Which Home Equity Product are you interested in?

SAFE offers two home equity products that let you access your home's value. With competitive rates and flexible terms, our home equity solutions can put cash in your pocket for a variety of needs like when an emergency arises, or your home needs rennovations. Take a look to see which product suits your needs best.
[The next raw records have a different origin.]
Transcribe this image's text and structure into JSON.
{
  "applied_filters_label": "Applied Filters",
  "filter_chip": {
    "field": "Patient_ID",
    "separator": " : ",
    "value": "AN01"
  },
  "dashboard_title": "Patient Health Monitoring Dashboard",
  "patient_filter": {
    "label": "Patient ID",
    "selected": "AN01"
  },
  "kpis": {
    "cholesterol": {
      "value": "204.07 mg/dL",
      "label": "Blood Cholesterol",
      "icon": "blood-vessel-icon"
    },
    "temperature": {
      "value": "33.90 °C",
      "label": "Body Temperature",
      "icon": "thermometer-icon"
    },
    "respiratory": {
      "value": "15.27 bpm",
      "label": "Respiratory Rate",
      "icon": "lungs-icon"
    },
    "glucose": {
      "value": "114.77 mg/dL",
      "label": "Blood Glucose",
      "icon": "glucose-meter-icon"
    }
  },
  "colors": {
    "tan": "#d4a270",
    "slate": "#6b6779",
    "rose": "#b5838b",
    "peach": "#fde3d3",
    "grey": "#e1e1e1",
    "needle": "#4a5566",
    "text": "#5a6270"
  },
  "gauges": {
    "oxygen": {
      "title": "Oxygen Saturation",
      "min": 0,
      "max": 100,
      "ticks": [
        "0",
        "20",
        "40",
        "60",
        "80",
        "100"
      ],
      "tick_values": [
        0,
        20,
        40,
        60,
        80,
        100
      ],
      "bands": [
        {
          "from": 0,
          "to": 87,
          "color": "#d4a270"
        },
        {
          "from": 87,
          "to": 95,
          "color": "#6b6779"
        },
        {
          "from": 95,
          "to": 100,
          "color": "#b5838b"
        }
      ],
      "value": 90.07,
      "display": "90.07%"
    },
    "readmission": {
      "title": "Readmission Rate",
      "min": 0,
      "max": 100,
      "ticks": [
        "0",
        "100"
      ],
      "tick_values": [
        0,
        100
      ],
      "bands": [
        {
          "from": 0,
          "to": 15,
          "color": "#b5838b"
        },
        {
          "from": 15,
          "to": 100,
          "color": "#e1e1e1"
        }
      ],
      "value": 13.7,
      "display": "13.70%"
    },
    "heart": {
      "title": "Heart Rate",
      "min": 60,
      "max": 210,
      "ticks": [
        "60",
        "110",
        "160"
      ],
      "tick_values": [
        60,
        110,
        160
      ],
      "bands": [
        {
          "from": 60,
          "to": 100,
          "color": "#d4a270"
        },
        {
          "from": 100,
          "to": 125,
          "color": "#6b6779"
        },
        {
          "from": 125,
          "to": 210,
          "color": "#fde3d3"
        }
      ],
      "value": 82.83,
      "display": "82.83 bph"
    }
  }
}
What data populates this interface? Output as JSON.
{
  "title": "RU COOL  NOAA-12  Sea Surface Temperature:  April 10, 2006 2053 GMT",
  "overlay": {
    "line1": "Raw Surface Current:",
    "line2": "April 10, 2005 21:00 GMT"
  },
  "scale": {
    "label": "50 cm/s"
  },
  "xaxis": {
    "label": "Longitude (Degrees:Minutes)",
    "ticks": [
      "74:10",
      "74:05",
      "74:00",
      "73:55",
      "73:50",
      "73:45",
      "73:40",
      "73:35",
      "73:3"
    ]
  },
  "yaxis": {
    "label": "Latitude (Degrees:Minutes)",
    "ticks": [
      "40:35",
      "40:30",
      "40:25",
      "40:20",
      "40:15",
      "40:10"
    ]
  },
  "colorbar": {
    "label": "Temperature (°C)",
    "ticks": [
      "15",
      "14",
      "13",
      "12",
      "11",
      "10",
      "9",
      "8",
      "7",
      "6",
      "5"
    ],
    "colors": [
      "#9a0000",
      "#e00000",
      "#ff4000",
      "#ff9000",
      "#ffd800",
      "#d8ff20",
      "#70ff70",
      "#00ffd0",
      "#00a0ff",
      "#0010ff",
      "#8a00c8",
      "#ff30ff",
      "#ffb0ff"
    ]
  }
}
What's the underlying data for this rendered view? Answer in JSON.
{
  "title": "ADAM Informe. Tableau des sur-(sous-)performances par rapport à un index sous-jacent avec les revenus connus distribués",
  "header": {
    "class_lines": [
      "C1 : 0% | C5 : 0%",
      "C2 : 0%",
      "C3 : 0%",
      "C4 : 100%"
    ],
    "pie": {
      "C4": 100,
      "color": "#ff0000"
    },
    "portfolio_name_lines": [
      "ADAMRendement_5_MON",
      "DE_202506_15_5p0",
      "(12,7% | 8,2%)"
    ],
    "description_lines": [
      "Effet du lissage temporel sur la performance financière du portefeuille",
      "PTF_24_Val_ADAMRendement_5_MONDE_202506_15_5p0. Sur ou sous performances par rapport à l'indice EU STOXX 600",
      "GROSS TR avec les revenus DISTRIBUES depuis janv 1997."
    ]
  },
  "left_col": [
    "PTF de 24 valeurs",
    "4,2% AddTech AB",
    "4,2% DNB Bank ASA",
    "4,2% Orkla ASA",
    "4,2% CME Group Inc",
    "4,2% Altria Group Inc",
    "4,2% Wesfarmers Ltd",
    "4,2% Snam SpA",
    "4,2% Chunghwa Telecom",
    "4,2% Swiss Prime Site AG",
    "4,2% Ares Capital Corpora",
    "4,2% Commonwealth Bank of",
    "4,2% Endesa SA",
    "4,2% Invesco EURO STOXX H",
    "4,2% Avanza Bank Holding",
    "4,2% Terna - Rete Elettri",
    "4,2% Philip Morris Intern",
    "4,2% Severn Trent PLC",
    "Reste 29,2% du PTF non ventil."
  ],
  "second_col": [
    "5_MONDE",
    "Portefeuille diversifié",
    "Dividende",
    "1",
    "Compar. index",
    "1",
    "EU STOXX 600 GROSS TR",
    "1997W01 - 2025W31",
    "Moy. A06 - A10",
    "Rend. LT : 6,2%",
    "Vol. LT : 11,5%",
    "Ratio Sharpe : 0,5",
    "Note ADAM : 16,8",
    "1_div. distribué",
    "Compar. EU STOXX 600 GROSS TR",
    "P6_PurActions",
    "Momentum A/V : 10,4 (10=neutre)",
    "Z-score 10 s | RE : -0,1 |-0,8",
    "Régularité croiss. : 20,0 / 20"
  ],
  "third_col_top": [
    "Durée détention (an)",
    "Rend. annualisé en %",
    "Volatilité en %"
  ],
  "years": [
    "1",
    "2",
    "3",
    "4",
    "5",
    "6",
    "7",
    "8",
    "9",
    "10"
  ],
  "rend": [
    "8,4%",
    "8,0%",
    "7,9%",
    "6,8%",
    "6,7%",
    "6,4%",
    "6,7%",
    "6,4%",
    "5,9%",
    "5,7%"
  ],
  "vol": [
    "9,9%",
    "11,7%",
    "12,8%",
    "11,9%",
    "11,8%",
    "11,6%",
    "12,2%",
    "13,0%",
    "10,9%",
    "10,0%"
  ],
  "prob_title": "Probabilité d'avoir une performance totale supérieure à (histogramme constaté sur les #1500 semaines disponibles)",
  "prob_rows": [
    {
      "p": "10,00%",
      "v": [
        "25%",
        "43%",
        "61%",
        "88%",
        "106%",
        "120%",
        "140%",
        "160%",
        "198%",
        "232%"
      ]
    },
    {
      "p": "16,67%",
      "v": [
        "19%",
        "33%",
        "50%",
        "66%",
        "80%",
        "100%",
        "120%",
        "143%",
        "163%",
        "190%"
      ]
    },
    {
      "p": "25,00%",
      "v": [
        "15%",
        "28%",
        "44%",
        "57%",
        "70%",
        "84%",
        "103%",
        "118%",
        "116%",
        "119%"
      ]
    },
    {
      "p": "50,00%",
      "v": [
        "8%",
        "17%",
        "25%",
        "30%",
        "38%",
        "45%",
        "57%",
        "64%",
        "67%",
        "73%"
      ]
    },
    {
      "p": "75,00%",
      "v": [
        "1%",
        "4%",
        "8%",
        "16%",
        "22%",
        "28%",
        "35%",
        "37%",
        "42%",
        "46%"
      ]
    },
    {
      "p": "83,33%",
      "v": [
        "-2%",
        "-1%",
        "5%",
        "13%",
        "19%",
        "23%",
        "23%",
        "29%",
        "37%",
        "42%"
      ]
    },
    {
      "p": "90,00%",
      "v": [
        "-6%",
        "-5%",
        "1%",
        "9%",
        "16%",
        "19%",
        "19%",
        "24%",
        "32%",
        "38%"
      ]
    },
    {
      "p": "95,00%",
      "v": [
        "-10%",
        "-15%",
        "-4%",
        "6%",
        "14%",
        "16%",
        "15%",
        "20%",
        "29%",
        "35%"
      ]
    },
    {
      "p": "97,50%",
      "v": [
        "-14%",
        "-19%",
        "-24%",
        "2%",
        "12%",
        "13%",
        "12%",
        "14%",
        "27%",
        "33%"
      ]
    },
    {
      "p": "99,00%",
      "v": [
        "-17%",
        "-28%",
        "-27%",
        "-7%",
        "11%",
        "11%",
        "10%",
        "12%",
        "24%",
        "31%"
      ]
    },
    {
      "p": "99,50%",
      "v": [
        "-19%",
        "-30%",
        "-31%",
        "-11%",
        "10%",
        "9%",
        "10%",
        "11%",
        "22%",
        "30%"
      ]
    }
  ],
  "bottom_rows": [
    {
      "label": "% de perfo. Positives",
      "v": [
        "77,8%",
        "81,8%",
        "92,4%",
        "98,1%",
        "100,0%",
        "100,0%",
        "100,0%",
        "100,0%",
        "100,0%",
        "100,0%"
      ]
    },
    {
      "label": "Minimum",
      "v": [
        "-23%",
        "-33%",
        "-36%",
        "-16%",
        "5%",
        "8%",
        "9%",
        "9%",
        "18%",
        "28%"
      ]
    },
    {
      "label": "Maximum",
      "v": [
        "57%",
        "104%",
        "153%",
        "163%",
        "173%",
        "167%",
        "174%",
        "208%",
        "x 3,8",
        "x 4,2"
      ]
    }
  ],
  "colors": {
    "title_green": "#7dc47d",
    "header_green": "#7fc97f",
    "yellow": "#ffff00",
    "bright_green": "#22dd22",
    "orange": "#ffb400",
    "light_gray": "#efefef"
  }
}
HOME EQUITY LINE OF CREDIT   H.E.L.O.C.
(ADJUSTABLE RATE)

SAFE's Home Equity Line of Credit (HELOC) allows you to borrow against the equity in your home. Unlike a traditional loan, a HELOC is a revolving line of credit, similar to a credit card, where you can withdraw funds as needed up to a predetermined limit. Interest is only charged on the amount you borrow. Most members use a HELOC for home improvements, debt consolidation, or other large expenses.

HOME EQUITY LOAN
H.E.LOAN
(FIXED RATE)

SAFE's home equity loan allows you to borrow money against the equity you have in your home. Unlike a home equity line of credit (HELOC), which operates like a credit card with a revolving line of credit, a home equity loan provides a lump sum of money upfront. You'll have a fixed interest rate and predictable monthly payments over a set term.  Most members use this type of loan for one-time expenses.